Design famously defies definition. It’s all around us, impacting our lives on a daily basis, but it’s hard to pin down. So maybe we should explore rather than attempt to define, in order that our multiple explorations allow the territory to be mapped out and examined in some detail, and to see what we can discover.
The projects and theses that form the culmination of the course do just that: they explore the boundaries, probe the surface and examine what lies beneath. Culture and commerce, lifestyle and technology, politics and gender, text and image, environment and fashion are scrutinised with forensic intensity. From the virtual world of social networks, video games and hacking to the tangible forms of places, products and the human body, the writers tackle a wide range of topics and emerge with a complex array of takes on design and its contemporary practice.
The evidence shows that design is an expanding universe, that the verities of physicality are being matched by a world in which meaning derives from every form of expression or communication, where systems and networks drive the flow of information and interaction, and where changes in society and the environment provide an ever-present background.
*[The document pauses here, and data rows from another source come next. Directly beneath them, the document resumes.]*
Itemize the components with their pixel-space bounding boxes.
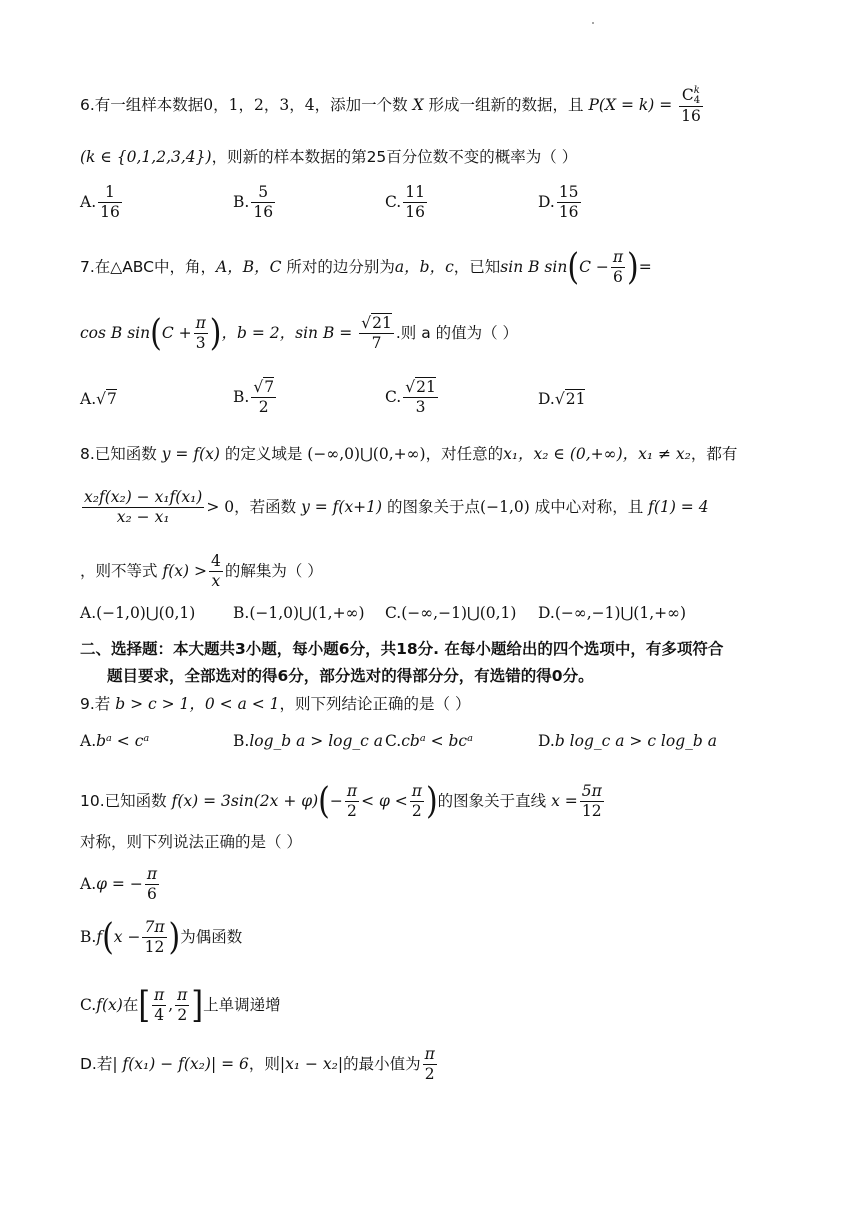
- scan-dot: [592, 22, 594, 24]
- q8-line1-dom: (−∞,0)⋃(0,+∞): [307, 445, 426, 463]
- q7-line2: cos B sin(C + $\frac{\pi}{3}$ )，b = 2，sin B = $\frac{√21}{7}$ .则 a 的值为（ ）: [80, 312, 519, 355]
- q8-line3: ，则不等式 f(x) > $\frac{4}{x}$ 的解集为（ ）: [80, 552, 323, 591]
- q8-ineq-tail: > 0: [206, 497, 235, 516]
- q6-prob: P(X = k) =: [588, 96, 673, 115]
- q8-line3-f: f(x) >: [162, 561, 207, 580]
- q10-xeq: x =: [551, 791, 578, 810]
- q6-line1: [80, 86, 705, 126]
- q8-option-d: D.(−∞,−1)⋃(1,+∞): [538, 604, 687, 622]
- q6-option-a: A. $\frac{1}{16}$: [80, 183, 120, 222]
- q6-option-b: B. $\frac{5}{16}$: [233, 183, 274, 222]
- q7-expr1: sin B sin: [500, 257, 568, 276]
- q10-option-b: B.f(x − $\frac{7\pi}{12}$ )为偶函数: [80, 916, 243, 959]
- q9-option-a: A.bᵃ < cᵃ: [80, 732, 150, 750]
- q7-option-a: A.√7: [80, 390, 117, 408]
- q8-line2-pt: (−1,0): [480, 497, 530, 516]
- q8-ineq-frac: $\frac{\text{x₂f(x₂) − x₁f(x₁)}}{\text{x₂ − x₁}}$: [84, 488, 203, 527]
- q7-expr2: cos B sin: [80, 323, 151, 342]
- q7-sides: a，b，c: [394, 257, 454, 276]
- q6-frac-sup: k: [693, 85, 700, 96]
- q10-option-c: C.f(x)在[ $\frac{\pi}{4}$ , $\frac{\pi}{2}$ ]上单调递增: [80, 984, 281, 1027]
- q9-line1: [80, 697, 470, 713]
- q10-func: f(x) = 3sin(2x + φ): [171, 791, 319, 810]
- q7-known: ，已知: [453, 257, 501, 276]
- q8-option-b: B.(−1,0)⋃(1,+∞): [233, 604, 365, 622]
- section2-line1: 二、选择题：本大题共3小题，每小题6分，共18分. 在每小题给出的四个选项中，有多项符合: [80, 640, 724, 658]
- q8-line1-a: 8.已知函数: [80, 445, 157, 463]
- q9-lead: 9.若: [80, 695, 111, 713]
- q9-cond: b > c > 1，0 < a < 1: [115, 695, 280, 713]
- q6-cond: (k ∈ {0,1,2,3,4}): [80, 148, 212, 166]
- q10-line2: 对称，则下列说法正确的是（ ）: [80, 833, 302, 851]
- q6-option-c: C. $\frac{11}{16}$: [385, 183, 425, 222]
- q6-cond-tail: ，则新的样本数据的第25百分位数不变的概率为（ ）: [211, 148, 578, 166]
- q8-line2-f: y = f(x+1): [301, 497, 383, 516]
- q10-lead: 10.已知函数: [80, 791, 167, 810]
- q7-expr1-in: C −: [579, 257, 609, 276]
- q10-option-d: D.若| f(x₁) − f(x₂)| = 6，则|x₁ − x₂|的最小值为 $\frac{\pi}{2}$: [80, 1045, 435, 1084]
- q10-line1: 10.已知函数 f(x) = 3sin(2x + φ)(− $\frac{\pi}{2}$ < φ < $\frac{\pi}{2}$ )的图象关于直线 x = $\frac{5\pi}{12}$: [80, 780, 602, 823]
- q8-option-a: A.(−1,0)⋃(0,1): [80, 604, 196, 622]
- q8-line1-f: y = f(x): [161, 445, 220, 463]
- q8-line3-b: 的解集为（ ）: [224, 561, 323, 580]
- section2-line2: 题目要求，全部选对的得6分，部分选对的得部分分，有选错的得0分。: [107, 667, 594, 685]
- q8-option-c: C.(−∞,−1)⋃(0,1): [385, 604, 517, 622]
- q7-abc: A，B，C: [216, 257, 282, 276]
- q10-option-a: A.φ = − $\frac{\pi}{6}$: [80, 865, 157, 904]
- q6-mid: 添加一个数: [330, 96, 408, 115]
- q7-sinb-frac: $\frac{√21}{7}$: [361, 314, 392, 353]
- q7-option-b: B. $\frac{√7}{2}$: [233, 378, 275, 417]
- q6-frac: [679, 86, 703, 126]
- q8-line2: [80, 488, 709, 528]
- q7-ask: .则 a 的值为（ ）: [395, 323, 519, 342]
- q9-tail: ，则下列结论正确的是（ ）: [279, 695, 471, 713]
- q6-line2: [80, 150, 577, 166]
- q7-lead: 7.在△ABC中，角: [80, 257, 201, 276]
- q6-option-d: D. $\frac{15}{16}$: [538, 183, 579, 222]
- q7-option-c: C. $\frac{√21}{3}$: [385, 378, 436, 417]
- q8-line3-a: ，则不等式: [80, 561, 158, 580]
- q7-b-eq: ，b = 2，sin B =: [221, 323, 353, 342]
- q6-nums: 0，1，2，3，4，: [203, 96, 331, 115]
- q6-lead: 6.有一组样本数据: [80, 96, 204, 115]
- q8-line2-d: 成中心对称，且: [534, 497, 644, 516]
- q7-option-d: D.√21: [538, 390, 586, 408]
- q8-line1-b: 的定义域是: [224, 445, 303, 463]
- q8-line2-c: 的图象关于点: [387, 497, 481, 516]
- q6-tail: 形成一组新的数据，且: [428, 96, 584, 115]
- q10-sym: 的图象关于直线: [437, 791, 547, 810]
- q6-frac-den: 16: [681, 107, 701, 125]
- q7-expr2-in: C +: [161, 323, 192, 342]
- q9-option-c: C.cbᵃ < bcᵃ: [385, 732, 473, 750]
- q8-line2-e: f(1) = 4: [648, 497, 709, 516]
- q8-line1: [80, 447, 737, 463]
- q9-option-b: B.log_b a > log_c a: [233, 732, 384, 750]
- q8-line1-c: ，对任意的: [425, 445, 504, 463]
- q6-frac-num: C: [681, 86, 694, 104]
- q8-line1-d: x₁，x₂ ∈ (0,+∞)，x₁ ≠ x₂: [503, 445, 691, 463]
- q6-frac-sub: 4: [693, 95, 701, 106]
- q7-sides-txt: 所对的边分别为: [286, 257, 395, 276]
- q7-eq: =: [638, 257, 652, 276]
- q8-line2-b: ，若函数: [234, 497, 297, 516]
- q6-var: X: [412, 96, 424, 115]
- q8-line1-e: ，都有: [690, 445, 738, 463]
- q7-line1: 7.在△ABC中，角，A，B，C 所对的边分别为a，b，c，已知sin B sin(C − $\frac{\pi}{6}$ )=: [80, 246, 652, 289]
- q9-option-d: D.b log_c a > c log_b a: [538, 732, 717, 750]
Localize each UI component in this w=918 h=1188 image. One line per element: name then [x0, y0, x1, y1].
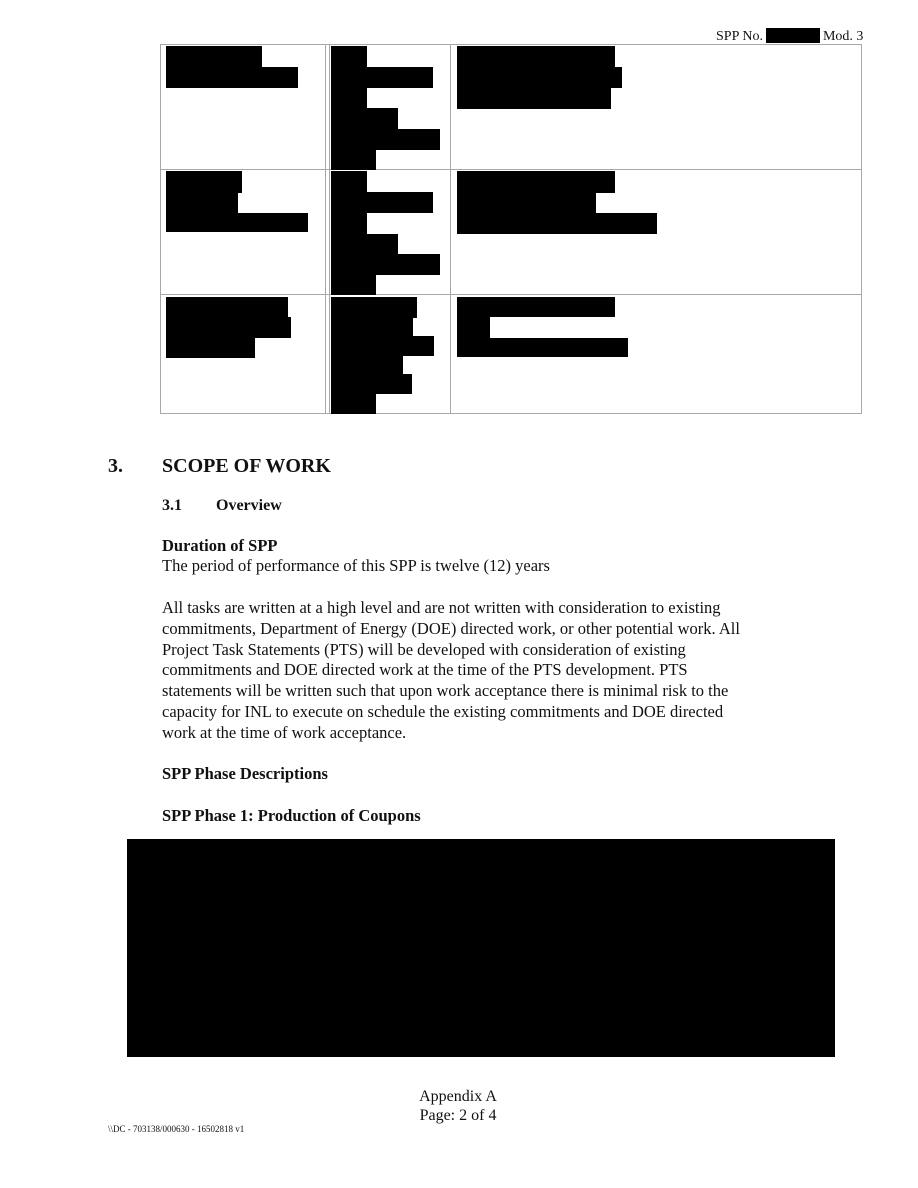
redaction-block — [331, 150, 376, 170]
redaction-block — [331, 108, 398, 129]
redaction-block — [166, 67, 298, 88]
redaction-block — [331, 254, 440, 275]
redaction-block — [457, 46, 615, 68]
redaction-block — [331, 336, 434, 356]
page-header — [716, 28, 863, 45]
duration-text: The period of performance of this SPP is twelve (12) years — [162, 556, 550, 575]
redaction-block — [457, 316, 490, 338]
subsection-number: 3.1 — [162, 497, 182, 514]
phase1-redaction-block — [127, 839, 835, 1057]
phase1-heading: SPP Phase 1: Production of Coupons — [162, 806, 421, 825]
redaction-block — [331, 317, 413, 337]
redaction-block — [457, 67, 622, 88]
duration-heading: Duration of SPP — [162, 536, 278, 555]
paragraph-line: statements will be written such that upon work acceptance there is minimal risk to the — [162, 681, 729, 701]
footer-appendix: Appendix A — [419, 1088, 497, 1105]
footer-page-number: Page: 2 of 4 — [419, 1107, 497, 1124]
paragraph-line: work at the time of work acceptance. — [162, 722, 407, 742]
scope-paragraph — [162, 598, 822, 744]
table-column-divider — [329, 44, 330, 414]
table-row-divider — [160, 294, 862, 295]
phase-descriptions-heading: SPP Phase Descriptions — [162, 764, 328, 783]
redaction-block — [166, 171, 242, 193]
redaction-block — [331, 355, 403, 375]
redaction-block — [166, 192, 238, 213]
footer-doc-id: \\DC - 703138/000630 - 16502818 v1 — [108, 1124, 245, 1134]
paragraph-line: capacity for INL to execute on schedule the existing commitments and DOE directed — [162, 701, 724, 721]
table-column-divider — [450, 44, 451, 414]
section-number: 3. — [108, 455, 123, 477]
redaction-block — [331, 129, 440, 150]
paragraph-line: commitments, Department of Energy (DOE) directed work, or other potential work. All — [162, 618, 740, 638]
redaction-block — [166, 337, 255, 358]
redaction-block — [166, 297, 288, 318]
redaction-block — [457, 88, 611, 109]
redaction-block — [331, 192, 433, 213]
paragraph-line: Project Task Statements (PTS) will be developed with consideration of existing — [162, 639, 686, 659]
redaction-block — [457, 338, 628, 357]
redaction-block — [331, 297, 417, 318]
paragraph-line: commitments and DOE directed work at the time of the PTS development. PTS — [162, 660, 688, 680]
redaction-block — [331, 234, 398, 255]
redaction-block — [457, 297, 615, 317]
subsection-title: Overview — [216, 497, 282, 514]
spp-label: SPP No. — [716, 29, 763, 44]
table-row-divider — [160, 169, 862, 170]
redaction-block — [166, 46, 262, 68]
redaction-block — [331, 374, 412, 394]
redaction-block — [331, 275, 376, 295]
redaction-block — [457, 192, 596, 213]
section-title: SCOPE OF WORK — [162, 455, 331, 477]
redaction-block — [331, 67, 433, 88]
redaction-block — [457, 171, 615, 193]
redaction-block — [166, 317, 291, 338]
redaction-block — [166, 213, 308, 232]
redaction-block — [457, 213, 657, 234]
spp-number-redaction — [766, 28, 820, 43]
table-column-divider — [325, 44, 326, 414]
mod-label: Mod. 3 — [822, 29, 864, 44]
paragraph-line: All tasks are written at a high level and are not written with consideration to existing — [162, 598, 721, 617]
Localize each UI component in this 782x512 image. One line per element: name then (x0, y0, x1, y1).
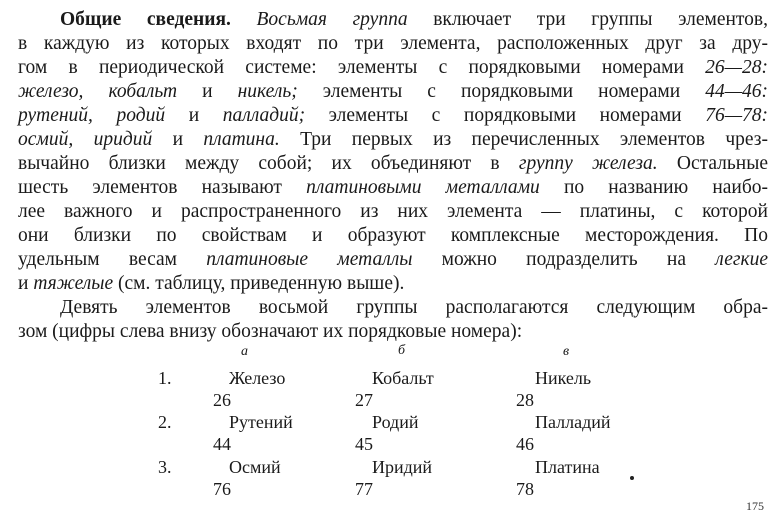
element-number: 46 (516, 434, 534, 454)
paragraph-1-line-11: удельным весам платиновые металлы можно подразделить на легкие (18, 249, 769, 270)
ink-speck (630, 476, 634, 480)
paragraph-1-line-9: лее важного и распространенного из них элемента — платины, с которой (18, 201, 768, 222)
paragraph-1-line-7: вычайно близки между собой; их объединяют в группу железа. Остальные (18, 153, 768, 174)
paragraph-1-line-8: шесть элементов называют платиновыми металлами по названию наибо- (18, 177, 769, 198)
element-number: 78 (516, 479, 534, 499)
row-label: 3. (158, 457, 172, 477)
column-header-a: а (241, 344, 248, 359)
paragraph-2-line-1: Девять элементов восьмой группы располагаются следующим обра- (60, 297, 768, 318)
paragraph-1-line-2: в каждую из которых входят по три элемента, расположенных друг за дру- (18, 33, 768, 54)
element-number: 45 (355, 434, 373, 454)
column-header-v: в (563, 344, 570, 359)
element-name: Никель (535, 368, 592, 388)
element-number: 28 (516, 390, 534, 410)
element-name: Иридий (372, 457, 433, 477)
element-number: 44 (213, 434, 231, 454)
element-number: 77 (355, 479, 373, 499)
paragraph-1-line-12: и тяжелые (см. таблицу, приведенную выше). (18, 273, 405, 294)
section-heading: Общие сведения. (60, 9, 231, 30)
element-number: 27 (355, 390, 373, 410)
paragraph-1-line-6: осмий, иридий и платина. Три первых из перечисленных элементов чрез- (18, 129, 768, 150)
column-header-b: б (398, 343, 406, 358)
element-name: Платина (535, 457, 600, 477)
element-name: Осмий (229, 457, 281, 477)
paragraph-1-line-1: Общие сведения. Восьмая группа включает три группы элементов, (60, 9, 769, 30)
paragraph-1-line-10: они близки по свойствам и образуют комплексные месторождения. По (18, 225, 768, 246)
paragraph-1-line-5: рутений, родий и палладий; элементы с порядковыми номерами 76—78: (18, 105, 769, 126)
element-number: 76 (213, 479, 231, 499)
element-name: Рутений (229, 412, 293, 432)
row-label: 2. (158, 412, 172, 432)
row-label: 1. (158, 368, 172, 388)
page-number-fragment: 175 (746, 499, 764, 512)
element-name: Железо (229, 368, 286, 388)
paragraph-2-line-2: зом (цифры слева внизу обозначают их порядковые номера): (18, 321, 523, 342)
paragraph-1-line-4: железо, кобальт и никель; элементы с порядковыми номерами 44—46: (18, 81, 769, 102)
element-name: Кобальт (372, 368, 434, 388)
element-name: Родий (372, 412, 419, 432)
paragraph-1-line-3: гом в периодической системе: элементы с порядковыми номерами 26—28: (18, 57, 768, 78)
element-name: Палладий (535, 412, 611, 432)
element-number: 26 (213, 390, 231, 410)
The need for interrogation, for commentary, for critique has never been greater, we would argue. Without an informed debate we risk much, but with understanding and imagination so much can be achieved. The writers graduating from this course can be both advocates and challengers, campaigning for design’s positive influence on our lives and warning us of its potential dangers. Perhaps more important than the topics and debates themselves are the sounds of divergent voices. From different backgrounds, cultures and disciplines these voices grow ever stronger and speak more clearly as they move from the shadows of academia into the full light of day.